In the study of the action of sodium sulfide on oxide minerals the nature of heterogeneous reactions that occur between sulfide ions in solution, and the surface of oxide minerals and those of gangue minerals are significant. According to Castro et al the heterogeneous reactions are quite complex and various parallel processes may be taking place in the system. Three steps were identified for copper oxides: 1) adsorption of sulfide ions with the formation of copper sulfide, 2) sulfide oxidation, and 3) desorption of oxidized compounds by ion-exchange.
The adsorption of sulfide ions appears to be a fast reaction, normally completed in less than a few minutes. Subsequent to physical adsorption the sulfide ions may react with copper oxide, to form a copper sulfide layer and thereby activate its surface. This conclusion was derived from their study because 80 percent of the added sulfide was not found in an oxidized form in the solution. Some evidence exists that this process may not be a mere surface reaction but could involve inner layers of the solid.
Factors that affected early attempts of sulfidization of oxide ores were:
- Ore mineralogy diversity—presence of galena, sphalerite, and cerussite together.
- Oxide mineral mineralogy diversity—presence of malachite, azurite, atacamite, and chrysocolla together.
- Sodium sulfide consuming minerals—pyrite, marcasite, talc, cerussite, clays, slimes, alkaline earth salts, gypsum, and chlorides.
- Excessive pH at high sodium sulfide dosage.
- Location and number of stages of sodium sulfide addition.
- Water composition—calcium, magnesium and hardness.
The results indicate that when xanthate addition was low so that the xanthate residual was zero throughout the test a poor recovery was obtained, even though the sulfidizing conditions were excellent. When the xanthate addition was raised so that a residual was present throughout flotation, the copper recovery was good.
In the flotation of malachite even at low concentrations of sodium sulfide, the depression of malachite was observed without an effective oxidation. The oxidizing reaction takes place on the surface of the mineral particles and can be accounted for satisfactorily by assuming a catalytic oxidation mechanism.
Sodium Sulfide in Sulfide Minerals Flotation
Other than mineralogical complexity of ores and activation characteristics of sulfide minerals, oxidation of sulfide minerals is one of the most serious metallurgical problems. The oxidation of complex sulfide ores is especially enhanced with the association of pyrite which has been explained by electrochemical and pure chemical mechanisms. Detailed discussion of these mechanisms is beyond the scope of this paper.

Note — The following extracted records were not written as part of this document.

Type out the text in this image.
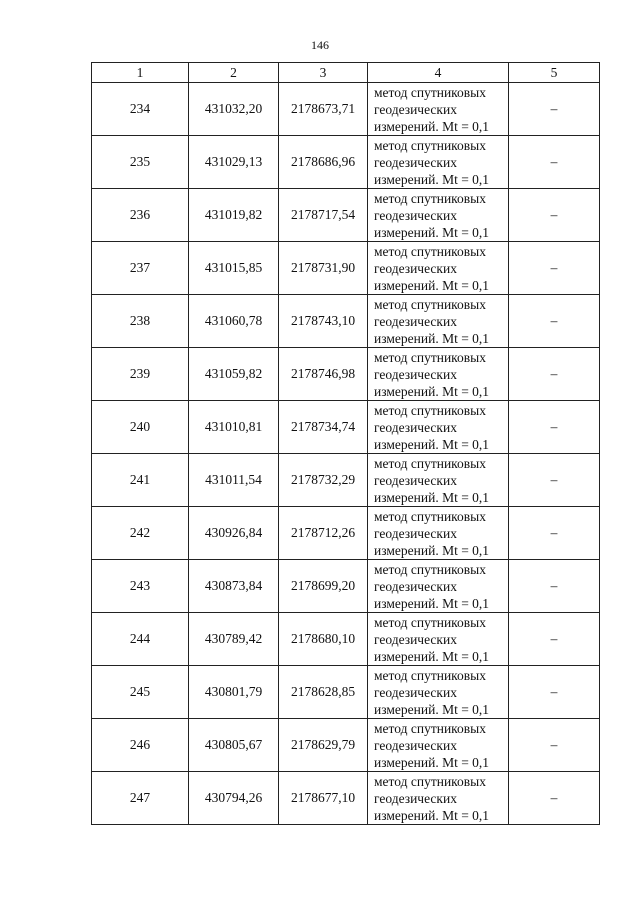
146
1	2	3	4	5
234	431032,20	2178673,71	метод спутниковых
геодезических
измерений. Mt = 0,1	–
235	431029,13	2178686,96	метод спутниковых
геодезических
измерений. Mt = 0,1	–
236	431019,82	2178717,54	метод спутниковых
геодезических
измерений. Mt = 0,1	–
237	431015,85	2178731,90	метод спутниковых
геодезических
измерений. Mt = 0,1	–
238	431060,78	2178743,10	метод спутниковых
геодезических
измерений. Mt = 0,1	–
239	431059,82	2178746,98	метод спутниковых
геодезических
измерений. Mt = 0,1	–
240	431010,81	2178734,74	метод спутниковых
геодезических
измерений. Mt = 0,1	–
241	431011,54	2178732,29	метод спутниковых
геодезических
измерений. Mt = 0,1	–
242	430926,84	2178712,26	метод спутниковых
геодезических
измерений. Mt = 0,1	–
243	430873,84	2178699,20	метод спутниковых
геодезических
измерений. Mt = 0,1	–
244	430789,42	2178680,10	метод спутниковых
геодезических
измерений. Mt = 0,1	–
245	430801,79	2178628,85	метод спутниковых
геодезических
измерений. Mt = 0,1	–
246	430805,67	2178629,79	метод спутниковых
геодезических
измерений. Mt = 0,1	–
247	430794,26	2178677,10	метод спутниковых
геодезических
измерений. Mt = 0,1	–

In a study of collectorless flotation, chalcopyrite was floated from ore samples wet ground using iron balls followed by sodium sulfide treatment, and sphalerite was floated from a copper-zinc ore by activating it with cupric tons in the presence of sulfide ions. These results indicated that sodium sulfide has acted as a cleaning agent for the mineral surfaces involved.

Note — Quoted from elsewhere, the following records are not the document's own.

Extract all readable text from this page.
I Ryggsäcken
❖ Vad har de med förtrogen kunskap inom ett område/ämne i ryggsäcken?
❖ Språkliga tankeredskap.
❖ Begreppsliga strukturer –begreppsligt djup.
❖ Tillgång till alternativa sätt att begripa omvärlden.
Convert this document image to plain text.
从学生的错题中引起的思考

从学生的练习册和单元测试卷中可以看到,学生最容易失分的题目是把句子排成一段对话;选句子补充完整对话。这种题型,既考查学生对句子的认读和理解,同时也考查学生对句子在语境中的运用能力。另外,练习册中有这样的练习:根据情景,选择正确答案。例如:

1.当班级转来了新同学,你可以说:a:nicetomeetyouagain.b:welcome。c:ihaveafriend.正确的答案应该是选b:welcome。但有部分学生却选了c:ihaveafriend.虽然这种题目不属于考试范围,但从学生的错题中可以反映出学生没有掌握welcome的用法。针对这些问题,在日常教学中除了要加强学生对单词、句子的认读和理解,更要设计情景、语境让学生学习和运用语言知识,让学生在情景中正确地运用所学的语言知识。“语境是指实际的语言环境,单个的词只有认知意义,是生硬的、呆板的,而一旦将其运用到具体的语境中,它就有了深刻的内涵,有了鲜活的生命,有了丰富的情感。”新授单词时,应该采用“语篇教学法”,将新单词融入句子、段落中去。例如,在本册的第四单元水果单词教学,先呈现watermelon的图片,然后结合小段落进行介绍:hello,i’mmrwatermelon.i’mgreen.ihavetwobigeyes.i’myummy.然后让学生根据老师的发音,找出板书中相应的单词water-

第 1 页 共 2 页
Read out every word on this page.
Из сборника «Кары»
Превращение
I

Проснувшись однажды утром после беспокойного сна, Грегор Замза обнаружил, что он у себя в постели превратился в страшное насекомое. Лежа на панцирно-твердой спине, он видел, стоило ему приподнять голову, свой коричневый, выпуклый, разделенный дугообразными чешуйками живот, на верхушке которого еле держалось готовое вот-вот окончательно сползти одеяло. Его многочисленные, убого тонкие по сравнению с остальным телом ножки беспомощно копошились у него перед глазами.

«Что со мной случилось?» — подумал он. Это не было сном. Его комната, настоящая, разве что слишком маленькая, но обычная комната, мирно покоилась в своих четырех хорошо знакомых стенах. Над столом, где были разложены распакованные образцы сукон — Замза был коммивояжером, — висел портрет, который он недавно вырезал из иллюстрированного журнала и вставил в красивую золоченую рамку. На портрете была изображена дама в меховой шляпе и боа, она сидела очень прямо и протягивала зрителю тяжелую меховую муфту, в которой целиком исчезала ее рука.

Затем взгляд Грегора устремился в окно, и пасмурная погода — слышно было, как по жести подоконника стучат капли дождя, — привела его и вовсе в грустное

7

This review on the role of sodium sulfide in the flotation of copper, lead, and zinc ores resulted in the following conclusions:
- In mineral pulps though oxygen is one of the oxidants of S²- and HS- ions, the rate of oxidation is markedly increased as a result of catalytic action of mineral and gangue surfaces and ionic species of heavy metals.
- The presence of slimes and precipitates increases the dosage requirement of sodium sulfide.
- Over sulfidization of the pulp appears to be due to high HS- and S²- ions content, which are responsible for depression of the minerals.